Friday, February 11, 2011

On Amtrak and Ideology

In January, 2.1 million people rode Amtrak trains, the 15th month in a row in which passenger use increased, and a new record for the national rail carrier.

Last year collectively, Amtrak carried more than 28.7 million passengers.

Like Interstate highways, like airports and air-traffic control systems, passenger rail transportation requires an infrastructure that has to be built and maintained.  The Federal government provides support to Amtrak for track maintenance and other capital projects. 

One thing of which we can be sure, though, is that the Federal government has no intention whatsoever of stopping its subsidies of transportation overall, and if subsisides are going to be made to support infrastructure, rail deserves to be at the table.  Much of the rail infrastructure outside of the Northeast Corridor is privately owned and still gets subsidies. 

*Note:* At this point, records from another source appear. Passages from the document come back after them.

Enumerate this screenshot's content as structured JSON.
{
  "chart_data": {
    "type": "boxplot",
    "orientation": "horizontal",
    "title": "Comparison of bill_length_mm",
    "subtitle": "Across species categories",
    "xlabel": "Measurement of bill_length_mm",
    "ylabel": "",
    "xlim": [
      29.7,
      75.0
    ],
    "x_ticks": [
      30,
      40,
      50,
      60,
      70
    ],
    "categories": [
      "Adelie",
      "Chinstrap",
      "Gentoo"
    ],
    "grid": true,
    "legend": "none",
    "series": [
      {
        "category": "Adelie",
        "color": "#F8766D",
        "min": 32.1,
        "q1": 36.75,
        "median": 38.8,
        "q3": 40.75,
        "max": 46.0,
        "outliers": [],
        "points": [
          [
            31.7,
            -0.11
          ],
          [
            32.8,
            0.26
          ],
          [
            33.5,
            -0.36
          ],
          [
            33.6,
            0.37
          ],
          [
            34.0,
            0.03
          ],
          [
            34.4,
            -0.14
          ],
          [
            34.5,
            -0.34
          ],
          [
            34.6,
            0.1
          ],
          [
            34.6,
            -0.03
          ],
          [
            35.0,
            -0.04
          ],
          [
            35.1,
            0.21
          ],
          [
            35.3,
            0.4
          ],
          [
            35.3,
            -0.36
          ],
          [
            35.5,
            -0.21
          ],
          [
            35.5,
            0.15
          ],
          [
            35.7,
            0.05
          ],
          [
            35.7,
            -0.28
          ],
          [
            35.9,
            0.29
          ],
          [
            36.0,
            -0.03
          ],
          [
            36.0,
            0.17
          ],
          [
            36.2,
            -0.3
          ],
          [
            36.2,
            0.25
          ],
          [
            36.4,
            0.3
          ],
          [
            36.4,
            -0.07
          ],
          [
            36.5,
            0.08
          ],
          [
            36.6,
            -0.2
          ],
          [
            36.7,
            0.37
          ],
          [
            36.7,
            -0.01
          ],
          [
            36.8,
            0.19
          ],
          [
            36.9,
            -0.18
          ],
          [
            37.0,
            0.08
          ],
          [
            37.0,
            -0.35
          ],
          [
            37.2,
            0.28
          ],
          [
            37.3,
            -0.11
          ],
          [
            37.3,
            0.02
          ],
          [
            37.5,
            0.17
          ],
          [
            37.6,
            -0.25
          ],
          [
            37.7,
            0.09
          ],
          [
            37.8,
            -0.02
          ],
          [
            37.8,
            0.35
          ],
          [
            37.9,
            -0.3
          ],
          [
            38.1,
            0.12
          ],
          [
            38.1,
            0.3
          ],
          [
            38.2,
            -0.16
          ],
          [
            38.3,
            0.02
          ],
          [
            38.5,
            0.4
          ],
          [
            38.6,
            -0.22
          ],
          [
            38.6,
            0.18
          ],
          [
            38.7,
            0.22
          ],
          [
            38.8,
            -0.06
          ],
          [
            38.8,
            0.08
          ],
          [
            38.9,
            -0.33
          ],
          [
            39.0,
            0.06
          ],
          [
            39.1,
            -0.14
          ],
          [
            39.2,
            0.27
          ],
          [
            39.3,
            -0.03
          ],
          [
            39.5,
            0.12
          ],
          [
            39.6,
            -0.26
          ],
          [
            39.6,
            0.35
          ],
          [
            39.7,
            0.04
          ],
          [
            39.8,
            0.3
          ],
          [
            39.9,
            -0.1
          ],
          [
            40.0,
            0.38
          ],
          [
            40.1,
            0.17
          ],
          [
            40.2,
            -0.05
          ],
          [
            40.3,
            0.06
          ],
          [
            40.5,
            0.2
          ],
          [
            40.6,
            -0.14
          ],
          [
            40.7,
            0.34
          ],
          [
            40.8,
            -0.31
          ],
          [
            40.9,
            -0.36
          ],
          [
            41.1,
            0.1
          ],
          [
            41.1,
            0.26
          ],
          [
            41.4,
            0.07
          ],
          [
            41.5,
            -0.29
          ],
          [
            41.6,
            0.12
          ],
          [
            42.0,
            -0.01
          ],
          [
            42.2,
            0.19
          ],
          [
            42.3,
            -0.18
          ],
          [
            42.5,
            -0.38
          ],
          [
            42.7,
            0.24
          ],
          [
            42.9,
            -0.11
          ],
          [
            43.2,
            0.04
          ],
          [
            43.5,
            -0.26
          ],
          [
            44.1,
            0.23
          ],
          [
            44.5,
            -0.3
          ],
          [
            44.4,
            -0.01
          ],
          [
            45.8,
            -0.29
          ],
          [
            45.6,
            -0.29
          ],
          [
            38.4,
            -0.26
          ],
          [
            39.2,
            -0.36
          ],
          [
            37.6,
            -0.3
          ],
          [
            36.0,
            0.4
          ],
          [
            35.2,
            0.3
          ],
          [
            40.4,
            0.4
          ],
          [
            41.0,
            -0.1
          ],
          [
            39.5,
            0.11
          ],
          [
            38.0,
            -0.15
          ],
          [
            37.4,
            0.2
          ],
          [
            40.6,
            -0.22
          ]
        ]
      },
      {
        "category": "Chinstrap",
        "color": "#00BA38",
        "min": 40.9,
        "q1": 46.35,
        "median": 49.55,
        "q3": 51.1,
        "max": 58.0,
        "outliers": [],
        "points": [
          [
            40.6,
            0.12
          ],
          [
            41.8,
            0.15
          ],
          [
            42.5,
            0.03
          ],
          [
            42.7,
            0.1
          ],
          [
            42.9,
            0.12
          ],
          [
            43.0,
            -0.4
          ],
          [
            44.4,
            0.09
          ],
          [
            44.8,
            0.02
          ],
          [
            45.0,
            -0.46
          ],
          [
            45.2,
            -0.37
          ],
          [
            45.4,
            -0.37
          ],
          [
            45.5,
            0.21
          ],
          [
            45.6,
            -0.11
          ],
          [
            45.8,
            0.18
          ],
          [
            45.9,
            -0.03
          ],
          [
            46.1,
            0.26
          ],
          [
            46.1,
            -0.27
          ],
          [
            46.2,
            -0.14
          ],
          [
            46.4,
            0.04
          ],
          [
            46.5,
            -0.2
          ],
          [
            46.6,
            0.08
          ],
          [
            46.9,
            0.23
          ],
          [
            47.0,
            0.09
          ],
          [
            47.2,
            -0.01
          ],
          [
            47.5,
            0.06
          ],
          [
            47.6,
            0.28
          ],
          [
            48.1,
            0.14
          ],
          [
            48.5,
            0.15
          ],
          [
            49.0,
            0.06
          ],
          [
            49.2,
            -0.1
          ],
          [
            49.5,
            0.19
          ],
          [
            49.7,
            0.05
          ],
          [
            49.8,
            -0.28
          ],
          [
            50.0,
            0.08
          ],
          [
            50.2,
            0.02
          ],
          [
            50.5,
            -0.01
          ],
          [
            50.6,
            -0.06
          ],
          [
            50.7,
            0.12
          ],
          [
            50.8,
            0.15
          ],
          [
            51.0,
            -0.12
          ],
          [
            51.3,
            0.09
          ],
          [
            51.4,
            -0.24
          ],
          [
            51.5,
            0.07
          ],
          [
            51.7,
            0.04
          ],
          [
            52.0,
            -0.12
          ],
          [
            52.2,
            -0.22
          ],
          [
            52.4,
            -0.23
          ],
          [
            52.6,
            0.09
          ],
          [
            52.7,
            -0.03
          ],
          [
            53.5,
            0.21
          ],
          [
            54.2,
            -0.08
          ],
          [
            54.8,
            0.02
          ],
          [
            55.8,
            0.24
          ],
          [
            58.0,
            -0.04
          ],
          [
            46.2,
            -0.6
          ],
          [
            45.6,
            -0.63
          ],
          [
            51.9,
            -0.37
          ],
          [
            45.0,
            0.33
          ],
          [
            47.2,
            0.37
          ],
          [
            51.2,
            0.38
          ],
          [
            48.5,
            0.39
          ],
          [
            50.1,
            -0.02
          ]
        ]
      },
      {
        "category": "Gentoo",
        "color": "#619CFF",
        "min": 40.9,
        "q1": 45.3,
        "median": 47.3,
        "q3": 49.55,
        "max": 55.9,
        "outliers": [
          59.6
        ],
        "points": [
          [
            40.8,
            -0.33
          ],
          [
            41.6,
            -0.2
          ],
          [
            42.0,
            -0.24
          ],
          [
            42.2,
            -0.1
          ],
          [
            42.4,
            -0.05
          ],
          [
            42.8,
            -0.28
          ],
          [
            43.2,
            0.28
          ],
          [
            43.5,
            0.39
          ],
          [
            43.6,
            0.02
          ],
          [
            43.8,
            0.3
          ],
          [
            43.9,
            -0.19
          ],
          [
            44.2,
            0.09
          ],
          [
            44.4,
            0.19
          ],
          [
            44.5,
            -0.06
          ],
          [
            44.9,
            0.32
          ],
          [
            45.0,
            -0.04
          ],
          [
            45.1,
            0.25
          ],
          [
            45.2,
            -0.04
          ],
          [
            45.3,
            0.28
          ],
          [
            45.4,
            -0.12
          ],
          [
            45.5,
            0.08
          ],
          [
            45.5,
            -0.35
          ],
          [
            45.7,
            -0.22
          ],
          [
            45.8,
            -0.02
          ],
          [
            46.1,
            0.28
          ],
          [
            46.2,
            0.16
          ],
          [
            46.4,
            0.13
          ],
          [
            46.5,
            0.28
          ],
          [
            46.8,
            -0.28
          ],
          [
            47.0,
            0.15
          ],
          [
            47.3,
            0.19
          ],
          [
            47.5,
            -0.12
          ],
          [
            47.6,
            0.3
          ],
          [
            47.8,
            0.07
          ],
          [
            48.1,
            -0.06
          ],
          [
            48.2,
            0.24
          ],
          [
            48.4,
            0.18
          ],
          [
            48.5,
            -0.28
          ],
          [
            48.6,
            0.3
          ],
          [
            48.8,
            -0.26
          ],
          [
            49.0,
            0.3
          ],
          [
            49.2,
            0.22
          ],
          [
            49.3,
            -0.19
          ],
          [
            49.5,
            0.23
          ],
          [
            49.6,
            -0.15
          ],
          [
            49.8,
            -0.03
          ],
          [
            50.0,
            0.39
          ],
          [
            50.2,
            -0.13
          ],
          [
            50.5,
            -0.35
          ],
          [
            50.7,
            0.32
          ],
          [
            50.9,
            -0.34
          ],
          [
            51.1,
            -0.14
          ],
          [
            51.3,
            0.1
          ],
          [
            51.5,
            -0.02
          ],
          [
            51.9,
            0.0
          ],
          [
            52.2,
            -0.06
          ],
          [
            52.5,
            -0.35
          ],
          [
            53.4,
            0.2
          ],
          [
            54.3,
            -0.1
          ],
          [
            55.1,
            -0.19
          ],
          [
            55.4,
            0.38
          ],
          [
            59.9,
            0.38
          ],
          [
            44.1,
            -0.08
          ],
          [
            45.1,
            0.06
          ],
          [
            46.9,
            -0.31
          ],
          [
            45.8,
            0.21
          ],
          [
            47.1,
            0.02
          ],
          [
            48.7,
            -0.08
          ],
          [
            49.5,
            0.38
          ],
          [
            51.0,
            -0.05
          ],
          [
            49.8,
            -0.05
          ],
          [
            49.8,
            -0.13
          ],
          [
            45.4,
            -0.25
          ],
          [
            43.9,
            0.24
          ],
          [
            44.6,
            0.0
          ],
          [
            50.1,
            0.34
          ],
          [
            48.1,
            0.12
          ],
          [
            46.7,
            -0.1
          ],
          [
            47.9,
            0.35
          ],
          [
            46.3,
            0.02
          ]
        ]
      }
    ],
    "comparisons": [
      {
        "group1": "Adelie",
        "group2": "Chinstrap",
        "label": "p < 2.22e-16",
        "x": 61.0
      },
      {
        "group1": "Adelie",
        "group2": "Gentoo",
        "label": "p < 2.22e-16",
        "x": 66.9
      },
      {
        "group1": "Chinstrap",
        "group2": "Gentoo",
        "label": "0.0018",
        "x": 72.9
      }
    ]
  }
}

So, let's focus our attention on operating subsidies, the money that Amtrak receives on a per-passenger basis just to run its trains, without concern for the infrastructure.

In 2010, Amtrak received $563 million in operating subsidies from the Federal government.  The $563 million figure comes from a site whose entire purpose is to denounce Amtrak as wasteful spending, so it's fair to say that it doesn't pull any punches.

This amount equates to $19.62 per passenger for 2010.

Considered another way, the population of the United States by December 31, 2010 is estimated as having been more than 308 million people.  That means that every American paid an average cost of 55 cents per year to provide for the Amtrak operating subsidy.

Of course, fewer than half of all Americans file tax returns; some are below the income level required to mandate filing (because they pay no tax), while others have not reached adulthood.  Since Americans file tax returns for a given year after the year ends, we won't know until after April how many people filed taxes for 2010.  We can estimate, though, that it may have been as few as 150 million. 

That would make the Amtrak operating subsidy roughly $3.76 per taxpayer per year.

At a time when the Federal budget is approximately twice the total sum of all revenue brought in by the Fedearl government--that is, we borrow 50% of what we spend--cuts do need to be made.  But let's get real: $3.76 per person is not the reason that the Federal government is spending itself into oblivion.

The question is, is it worth expecting every taxpayer to part with nearly $4 per year just so he or she can over the course of a lifetime have the opportunity to take a train trip?

Think about it this way: even as an avid traveler, I'm unlikely to visit Iraq or Afghanistan.  Yet as a taxpayer, I incurred a $220 cost to pay the 2010 war supplemental budget of $33 billion, and that was on top of the $534 billion Department of Defense 2010 budget that already cost me $3560.

Don't get me wrong: the Department of Defense is important.  I'm not begrudging my obligation to pay $3560 to support our military.  (Actually, that one's an easy sell for me, since as a Reservist I net more than the average taxpayer amount paid.  But I digress.)

But as important as these other expenses are, the fact is that I get a lot more use out of Amtrak's mere existence than I do out of our continued wars in Iraq and Afghanistan.  Amtrak travelers, for instance, are neither on the roads nor in the screening lines at the airport; that saves me time.  And when I'm the one traveling by train, I benefit from the services provided.

We should continue to promote more efficient Amtrak operations, and we should invest in the infrastructure--both rail and rolling stock--that will make these efficiencies possible.  But we should not under any circumstances accept the ideological notion that passenger rail should be privatized.  When you hear that, understand that Amtrak exists only because private passenger rail has proven itself impossible in the United States.  Privatizing rail means eliminating rail.

No, not every American will ride Amtrak this year, or ever. But not every American--or even most--will ever see all of our national parks, either. We still pay for them, because they're important; the option to see them is important. That's true of Amtrak as well.